A single analysis with different settings for each sample can be started by providing a samplesheet in Excel, CSV or TSV format.
An example table can be seen below, or download the example excel spreadsheet here
Sample | Virus | Match-ref | Segmented | Primers | Reference | Features | min-coverage | primer-mismatch-rate |
---|---|---|---|---|---|---|---|---|
Sample_1 | SARS-CoV-2 | FALSE | FALSE | /path/to/sars_cov_2_primers.fasta | /path/to/sars_cov_2_reference.fasta | /path/to/sars_cov_2.gff | 50 | 0.1 |
Sample_2 | Measles | FALSE | FALSE | /path/to/Measles_primers.fasta | /path/to/measles_reference.fasta | /path/to/measles.gff | 30 | 0.15 |
Sample_3 | Influenza_A | TRUE | TRUE | /path/to/Influenza-A_primers.fasta | /path/to/Influenza-A_reference.fasta | NONE | 30 | 0.1 |
Sample_4 | HPV | TRUE | FALSE | NONE | /path/to/HPV_reference.fasta | NONE | 10 | 0.1 |
Please keep in mind that the Sample key as given in de samplesheet must correspond with the FastQ filename in your input directory. If this isn't the case then ViroConstrictor will let you know without running to ensure you won't get unexplainable data.

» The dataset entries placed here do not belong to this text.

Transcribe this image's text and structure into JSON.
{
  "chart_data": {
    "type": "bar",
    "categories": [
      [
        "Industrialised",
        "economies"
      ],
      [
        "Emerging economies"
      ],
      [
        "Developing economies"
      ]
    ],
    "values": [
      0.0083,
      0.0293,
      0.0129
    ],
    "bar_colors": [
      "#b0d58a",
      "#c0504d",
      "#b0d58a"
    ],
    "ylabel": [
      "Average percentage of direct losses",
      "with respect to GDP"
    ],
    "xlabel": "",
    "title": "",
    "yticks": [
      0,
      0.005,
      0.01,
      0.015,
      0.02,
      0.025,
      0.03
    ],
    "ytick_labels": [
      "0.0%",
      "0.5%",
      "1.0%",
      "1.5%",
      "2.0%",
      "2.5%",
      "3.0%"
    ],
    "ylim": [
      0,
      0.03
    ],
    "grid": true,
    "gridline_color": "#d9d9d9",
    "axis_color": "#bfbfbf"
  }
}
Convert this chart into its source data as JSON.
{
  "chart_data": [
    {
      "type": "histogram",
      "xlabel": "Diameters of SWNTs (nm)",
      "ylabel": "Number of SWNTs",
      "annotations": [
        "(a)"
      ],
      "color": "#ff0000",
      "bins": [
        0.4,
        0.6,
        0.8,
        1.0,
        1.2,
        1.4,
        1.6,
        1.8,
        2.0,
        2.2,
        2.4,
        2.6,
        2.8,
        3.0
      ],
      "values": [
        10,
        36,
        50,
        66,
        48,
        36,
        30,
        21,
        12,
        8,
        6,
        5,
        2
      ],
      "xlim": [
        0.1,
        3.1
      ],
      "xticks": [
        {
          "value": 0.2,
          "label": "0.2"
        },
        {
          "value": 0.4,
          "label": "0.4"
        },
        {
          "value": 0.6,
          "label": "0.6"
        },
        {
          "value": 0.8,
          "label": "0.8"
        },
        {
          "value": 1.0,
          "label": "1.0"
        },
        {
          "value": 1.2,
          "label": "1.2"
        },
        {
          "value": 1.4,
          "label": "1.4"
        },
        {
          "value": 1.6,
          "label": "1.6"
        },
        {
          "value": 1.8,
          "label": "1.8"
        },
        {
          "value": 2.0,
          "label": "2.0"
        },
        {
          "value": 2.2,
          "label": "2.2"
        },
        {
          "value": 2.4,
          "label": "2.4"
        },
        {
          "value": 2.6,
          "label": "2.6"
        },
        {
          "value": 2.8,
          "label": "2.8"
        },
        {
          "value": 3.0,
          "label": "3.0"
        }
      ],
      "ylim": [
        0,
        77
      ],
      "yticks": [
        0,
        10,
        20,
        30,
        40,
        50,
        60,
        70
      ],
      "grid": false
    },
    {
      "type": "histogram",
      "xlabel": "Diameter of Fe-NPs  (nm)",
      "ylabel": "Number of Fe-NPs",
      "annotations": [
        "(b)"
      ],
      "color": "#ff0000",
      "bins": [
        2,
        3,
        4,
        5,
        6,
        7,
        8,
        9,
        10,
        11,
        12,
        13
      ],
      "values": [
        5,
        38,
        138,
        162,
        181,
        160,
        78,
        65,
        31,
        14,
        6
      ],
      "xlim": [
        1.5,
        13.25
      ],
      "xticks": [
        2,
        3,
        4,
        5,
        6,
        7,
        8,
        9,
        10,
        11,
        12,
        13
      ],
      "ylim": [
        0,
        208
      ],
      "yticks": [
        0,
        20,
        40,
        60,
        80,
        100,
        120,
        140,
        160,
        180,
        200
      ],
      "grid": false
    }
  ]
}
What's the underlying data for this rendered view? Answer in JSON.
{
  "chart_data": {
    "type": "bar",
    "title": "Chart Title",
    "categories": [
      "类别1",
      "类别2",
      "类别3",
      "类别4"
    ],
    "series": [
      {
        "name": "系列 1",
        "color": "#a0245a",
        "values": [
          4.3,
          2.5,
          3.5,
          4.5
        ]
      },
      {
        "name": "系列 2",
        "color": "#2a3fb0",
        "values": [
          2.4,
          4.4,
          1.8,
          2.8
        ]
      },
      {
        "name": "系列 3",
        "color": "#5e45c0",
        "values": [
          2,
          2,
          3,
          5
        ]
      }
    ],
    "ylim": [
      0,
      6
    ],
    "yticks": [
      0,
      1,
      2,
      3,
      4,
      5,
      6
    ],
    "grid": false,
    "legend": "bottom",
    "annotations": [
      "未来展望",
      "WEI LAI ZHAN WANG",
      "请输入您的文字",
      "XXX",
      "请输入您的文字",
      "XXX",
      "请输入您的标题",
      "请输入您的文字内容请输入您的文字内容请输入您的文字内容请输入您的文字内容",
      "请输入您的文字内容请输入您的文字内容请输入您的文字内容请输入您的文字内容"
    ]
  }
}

The Virus column in the samplesheet will be used as the viral-target name for analysis. This named viral target will be used to enable an analysis-preset if ViroConstrictor is able to match your input to a known preset for analysis. If no preset is available then the default analysis settings will be used for the given viral-target.
Please also see the documentation about working with presets.

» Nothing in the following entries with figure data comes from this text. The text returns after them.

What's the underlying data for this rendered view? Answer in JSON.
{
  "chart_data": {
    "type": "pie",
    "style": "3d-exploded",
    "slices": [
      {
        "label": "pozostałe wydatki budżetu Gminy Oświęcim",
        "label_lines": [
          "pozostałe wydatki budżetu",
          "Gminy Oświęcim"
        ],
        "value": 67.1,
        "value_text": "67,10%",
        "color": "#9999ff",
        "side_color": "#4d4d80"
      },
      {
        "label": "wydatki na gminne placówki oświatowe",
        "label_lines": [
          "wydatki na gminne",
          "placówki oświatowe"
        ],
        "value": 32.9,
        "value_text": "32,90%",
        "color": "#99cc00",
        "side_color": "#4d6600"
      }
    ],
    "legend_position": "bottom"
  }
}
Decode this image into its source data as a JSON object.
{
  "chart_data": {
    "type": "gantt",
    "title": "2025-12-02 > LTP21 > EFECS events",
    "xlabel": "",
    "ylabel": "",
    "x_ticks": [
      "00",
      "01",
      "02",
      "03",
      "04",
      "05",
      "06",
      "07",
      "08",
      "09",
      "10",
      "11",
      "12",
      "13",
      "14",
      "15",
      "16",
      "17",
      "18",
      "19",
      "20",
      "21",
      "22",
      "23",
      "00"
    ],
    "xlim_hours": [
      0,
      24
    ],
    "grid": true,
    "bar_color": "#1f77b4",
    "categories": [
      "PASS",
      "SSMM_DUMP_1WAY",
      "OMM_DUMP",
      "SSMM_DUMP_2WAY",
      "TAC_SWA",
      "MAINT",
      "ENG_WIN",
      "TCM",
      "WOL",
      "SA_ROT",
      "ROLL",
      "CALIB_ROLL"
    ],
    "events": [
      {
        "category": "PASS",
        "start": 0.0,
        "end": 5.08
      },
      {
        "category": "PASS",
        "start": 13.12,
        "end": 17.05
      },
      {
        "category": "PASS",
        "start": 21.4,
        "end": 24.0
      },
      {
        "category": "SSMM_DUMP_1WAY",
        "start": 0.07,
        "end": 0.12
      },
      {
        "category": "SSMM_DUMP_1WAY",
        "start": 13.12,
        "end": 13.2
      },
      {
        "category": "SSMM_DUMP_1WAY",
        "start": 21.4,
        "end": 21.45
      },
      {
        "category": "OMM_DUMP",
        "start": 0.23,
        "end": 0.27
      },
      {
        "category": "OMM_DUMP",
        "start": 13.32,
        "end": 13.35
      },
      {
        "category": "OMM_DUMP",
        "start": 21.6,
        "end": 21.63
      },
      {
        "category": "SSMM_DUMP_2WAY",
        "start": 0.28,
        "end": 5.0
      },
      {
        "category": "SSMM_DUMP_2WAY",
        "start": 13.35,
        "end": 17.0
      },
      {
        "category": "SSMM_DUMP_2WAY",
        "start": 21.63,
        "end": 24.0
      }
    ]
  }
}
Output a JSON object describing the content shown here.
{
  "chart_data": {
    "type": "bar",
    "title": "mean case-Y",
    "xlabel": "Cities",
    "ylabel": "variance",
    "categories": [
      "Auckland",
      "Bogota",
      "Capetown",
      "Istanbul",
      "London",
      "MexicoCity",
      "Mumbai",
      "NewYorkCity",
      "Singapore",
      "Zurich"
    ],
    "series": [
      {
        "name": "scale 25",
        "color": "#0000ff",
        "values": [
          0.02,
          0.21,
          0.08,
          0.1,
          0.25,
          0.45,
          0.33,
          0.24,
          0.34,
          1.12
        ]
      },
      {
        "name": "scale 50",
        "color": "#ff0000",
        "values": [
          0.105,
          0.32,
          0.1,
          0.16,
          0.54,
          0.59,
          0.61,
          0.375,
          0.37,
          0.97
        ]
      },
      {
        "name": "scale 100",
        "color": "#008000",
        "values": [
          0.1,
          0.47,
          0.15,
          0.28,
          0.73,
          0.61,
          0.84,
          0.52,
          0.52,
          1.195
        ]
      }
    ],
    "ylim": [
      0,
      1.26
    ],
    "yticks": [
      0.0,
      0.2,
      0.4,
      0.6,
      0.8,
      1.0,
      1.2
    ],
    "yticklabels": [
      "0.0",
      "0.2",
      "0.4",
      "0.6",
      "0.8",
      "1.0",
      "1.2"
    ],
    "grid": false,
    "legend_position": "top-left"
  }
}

You can disable the use of analysis-presets with the --disable-presets
flag.
You can start a multi-target analysis with a command such as the following
viroconstrictor \
--input {path/to/FastQ-files} \
--output {path/to/desired/output/folder} \
--samplesheet {path/to/samplesheet.xlsx} \
--platform {nanopore/illumina/iontorrent} \
--amplicon-type {end-to-end/end-to-mid}
With a multi-target analysis it's also possible to combine run-wide parameters with a samplesheet.
For example, you wish to analyse a batch of samples and set different minimum coverage values for every sample, but all other parameters in your analysis are the same.
You can then leave out certain information in your samplesheet and supplement this information through the command line.
Please note that in the given samplesheet, the columns "Samples", "Virus", and "Reference" are considered to be mandatory. starting an analysis without this information in the samplesheet will not work.